Thursday, September 4, 2014

Olivia Chow's Vote Getting Land Transfer Tax

By Penny Elizabeth Dutkowski, Broker
What does a political candidate do to gain votes when they're seriously falling behind in the polls? Why, they promise to tax the rich. 

It seems in an effort to boost voter support, Toronto Mayoral candidate Olivia
Chow proposes to fund a $2 million breakfast program for 36,000 students and increase bus services by adding another tier to Toronto's land transfer tax for properties purchased for more than $2 million dollars. 

By Ms. Chow's estimate the tax would affect only 600 buyers and raise $20 million. On average that would mean an additional $33,333 per property.

Firstly, the $2 million breakfast fund is only one-tenth the extra revenue she intends to raise and is the carrot waived in front of voters rather than the extra $18 million earmarked for already heavily subsidized, over-priced TTC.

Secondly, her arithmetic is terrible. Technically speaking, for all of 2013, the number of $2 million plus properties sold via TREB's Multiple Listings Service® came in just a tad shy of 750. This of course does not include new builds sold directly by builders. 

If the real estate market remains as it is, the total revenue raised at an average $33,333 would amount to $25 million or $5 million more than Ms. Chow's number so what's the extra $5 million for, a buffer?

Ms. Chow hasn't thought this through.

Should the real estate market correct and let's face it, we're due for one sooner rather than later, the multi-million dollar properties will take the biggest value hit, they'll be fewer sales and the $20 million, $25 million may not be achievable thus the breakfast program and the bus service will suffer and a new revenue raising scheme will have to be devised.

Let's take a close look at the numbers:

The plan to raise $2 million to provide breakfast for 36,000 translates into a cost of $56 per student and $25 million in total via the added cost of $33,333 to purchasers of multi-million dollar homes which many may be inclined to say is a drop in the bucket for anyone wealthy enough to afford such digs, but relatively speaking, $33,333 is to $2 million what $8,333 is to $500,000 - no longer a drop in the bucket when considered in terms of the average home buyer, is it?

Why that particular proposal Ms. Chow?

According to the City of Toronto's 2013 ward summary there were 1,047,880 occupied private dwellings. $25 million shared equally among them is an extra $23.86 per year on their property tax bill - that's one less can of pop a month for all property owners and 4 months of breakfasts for a student; it will be a static revenue stream in the number of existing properties as it will never be reduced in a market downturn so city hall won't have to think up some other scheme for any shortfall. Plus, all property owners will be sharing the bill for bus service which is far fairer than having the chauffeur driven rich 1% subsidize the other 99%.
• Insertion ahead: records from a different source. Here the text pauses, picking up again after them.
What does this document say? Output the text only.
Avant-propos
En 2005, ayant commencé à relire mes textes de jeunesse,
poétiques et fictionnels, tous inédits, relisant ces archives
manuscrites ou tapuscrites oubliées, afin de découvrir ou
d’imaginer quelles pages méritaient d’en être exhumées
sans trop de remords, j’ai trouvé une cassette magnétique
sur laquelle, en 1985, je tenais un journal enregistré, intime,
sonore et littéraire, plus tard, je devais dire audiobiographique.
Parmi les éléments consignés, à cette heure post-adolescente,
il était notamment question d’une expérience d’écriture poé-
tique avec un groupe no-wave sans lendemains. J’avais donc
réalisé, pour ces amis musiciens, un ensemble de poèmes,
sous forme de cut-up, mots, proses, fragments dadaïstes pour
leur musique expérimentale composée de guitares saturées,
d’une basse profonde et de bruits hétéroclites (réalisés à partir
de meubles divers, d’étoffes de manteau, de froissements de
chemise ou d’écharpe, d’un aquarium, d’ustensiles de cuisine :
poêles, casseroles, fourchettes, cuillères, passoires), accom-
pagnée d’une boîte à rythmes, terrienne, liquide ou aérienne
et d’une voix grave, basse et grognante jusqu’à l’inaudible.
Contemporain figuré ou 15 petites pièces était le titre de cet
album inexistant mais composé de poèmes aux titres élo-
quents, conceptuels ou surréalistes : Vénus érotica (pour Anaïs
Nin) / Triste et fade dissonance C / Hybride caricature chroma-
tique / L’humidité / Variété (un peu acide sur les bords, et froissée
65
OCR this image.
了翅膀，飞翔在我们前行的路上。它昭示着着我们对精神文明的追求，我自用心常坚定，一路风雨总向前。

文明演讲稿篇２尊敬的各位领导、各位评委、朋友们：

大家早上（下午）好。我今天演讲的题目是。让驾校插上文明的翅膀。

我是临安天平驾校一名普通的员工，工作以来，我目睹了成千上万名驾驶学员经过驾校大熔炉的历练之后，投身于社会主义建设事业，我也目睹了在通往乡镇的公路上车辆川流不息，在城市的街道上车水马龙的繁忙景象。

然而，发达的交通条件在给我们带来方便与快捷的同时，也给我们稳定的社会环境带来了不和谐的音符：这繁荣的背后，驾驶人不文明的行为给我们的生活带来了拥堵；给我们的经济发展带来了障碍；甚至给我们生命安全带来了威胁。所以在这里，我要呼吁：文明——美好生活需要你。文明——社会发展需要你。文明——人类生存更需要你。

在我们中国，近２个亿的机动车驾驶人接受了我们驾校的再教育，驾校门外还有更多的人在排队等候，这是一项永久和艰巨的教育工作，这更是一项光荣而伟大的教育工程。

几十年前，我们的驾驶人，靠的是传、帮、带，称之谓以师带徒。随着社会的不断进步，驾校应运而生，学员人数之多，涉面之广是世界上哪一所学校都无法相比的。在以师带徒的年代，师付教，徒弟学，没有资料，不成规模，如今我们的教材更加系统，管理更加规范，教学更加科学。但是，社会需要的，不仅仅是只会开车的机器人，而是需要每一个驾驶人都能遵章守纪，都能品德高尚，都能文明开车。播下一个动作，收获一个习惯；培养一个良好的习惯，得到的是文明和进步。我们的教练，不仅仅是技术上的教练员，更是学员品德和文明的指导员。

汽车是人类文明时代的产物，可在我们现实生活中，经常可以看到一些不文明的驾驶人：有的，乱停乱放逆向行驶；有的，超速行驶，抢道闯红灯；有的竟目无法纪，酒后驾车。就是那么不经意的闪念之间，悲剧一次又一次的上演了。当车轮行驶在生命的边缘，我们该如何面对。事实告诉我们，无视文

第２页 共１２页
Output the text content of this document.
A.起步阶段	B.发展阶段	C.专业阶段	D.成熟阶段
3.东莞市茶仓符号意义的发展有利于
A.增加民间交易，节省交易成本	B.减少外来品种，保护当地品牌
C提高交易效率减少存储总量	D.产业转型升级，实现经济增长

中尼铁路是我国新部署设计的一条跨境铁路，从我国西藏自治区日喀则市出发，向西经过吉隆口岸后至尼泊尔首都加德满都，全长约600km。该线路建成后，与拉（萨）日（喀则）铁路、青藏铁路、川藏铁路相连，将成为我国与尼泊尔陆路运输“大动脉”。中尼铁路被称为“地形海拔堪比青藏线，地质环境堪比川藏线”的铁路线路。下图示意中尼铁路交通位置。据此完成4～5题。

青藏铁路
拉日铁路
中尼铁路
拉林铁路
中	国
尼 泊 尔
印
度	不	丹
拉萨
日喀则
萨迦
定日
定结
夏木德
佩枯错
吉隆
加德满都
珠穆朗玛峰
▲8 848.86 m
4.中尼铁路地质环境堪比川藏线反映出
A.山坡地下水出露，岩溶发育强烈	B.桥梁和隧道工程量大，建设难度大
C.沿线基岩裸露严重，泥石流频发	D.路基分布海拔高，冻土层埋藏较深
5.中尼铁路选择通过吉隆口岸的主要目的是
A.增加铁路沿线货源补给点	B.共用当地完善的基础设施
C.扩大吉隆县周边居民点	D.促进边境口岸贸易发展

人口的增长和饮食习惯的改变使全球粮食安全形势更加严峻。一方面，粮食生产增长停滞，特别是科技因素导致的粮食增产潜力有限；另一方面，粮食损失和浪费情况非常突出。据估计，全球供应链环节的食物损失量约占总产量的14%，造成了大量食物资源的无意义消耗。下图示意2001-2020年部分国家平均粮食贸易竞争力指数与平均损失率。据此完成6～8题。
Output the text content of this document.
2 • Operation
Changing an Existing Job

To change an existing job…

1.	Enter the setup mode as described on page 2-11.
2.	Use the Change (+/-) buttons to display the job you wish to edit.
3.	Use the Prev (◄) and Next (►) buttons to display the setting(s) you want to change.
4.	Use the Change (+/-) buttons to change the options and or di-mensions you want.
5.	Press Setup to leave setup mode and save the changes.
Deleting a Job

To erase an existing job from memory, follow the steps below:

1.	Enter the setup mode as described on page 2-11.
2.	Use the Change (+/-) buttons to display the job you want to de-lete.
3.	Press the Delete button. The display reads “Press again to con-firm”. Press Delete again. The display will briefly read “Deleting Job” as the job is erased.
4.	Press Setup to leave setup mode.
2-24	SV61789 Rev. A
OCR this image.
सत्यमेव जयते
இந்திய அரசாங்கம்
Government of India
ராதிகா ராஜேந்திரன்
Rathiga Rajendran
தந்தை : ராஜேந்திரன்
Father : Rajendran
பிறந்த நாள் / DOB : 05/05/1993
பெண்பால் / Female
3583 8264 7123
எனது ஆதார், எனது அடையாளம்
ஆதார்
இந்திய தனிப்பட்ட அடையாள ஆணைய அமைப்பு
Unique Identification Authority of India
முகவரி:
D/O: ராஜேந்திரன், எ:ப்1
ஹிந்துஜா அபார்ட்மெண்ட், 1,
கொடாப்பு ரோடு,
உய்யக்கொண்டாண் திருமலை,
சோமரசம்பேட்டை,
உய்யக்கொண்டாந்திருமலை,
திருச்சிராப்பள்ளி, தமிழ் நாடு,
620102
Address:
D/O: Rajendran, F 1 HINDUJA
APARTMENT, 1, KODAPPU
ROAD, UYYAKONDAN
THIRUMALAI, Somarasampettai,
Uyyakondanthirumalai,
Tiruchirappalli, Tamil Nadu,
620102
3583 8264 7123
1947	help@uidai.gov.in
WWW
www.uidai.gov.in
Realistically speaking, if voters take no issue with Ms. Chow's $33,333 tax on a single property purchase, they shouldn't have any issue parting with an additional homeowner levy of $23.86 a year.

And if they do there's something terribly wrong.

By Penny Elizabeth Dutkowski, Broker with HomeLife/Bayview Realty Inc., Brokerage*
*Independently Owned and Operated

All posts are the express opinion of Penny Elizabeth Dutkowski and should not be construed as that of the Brokerage.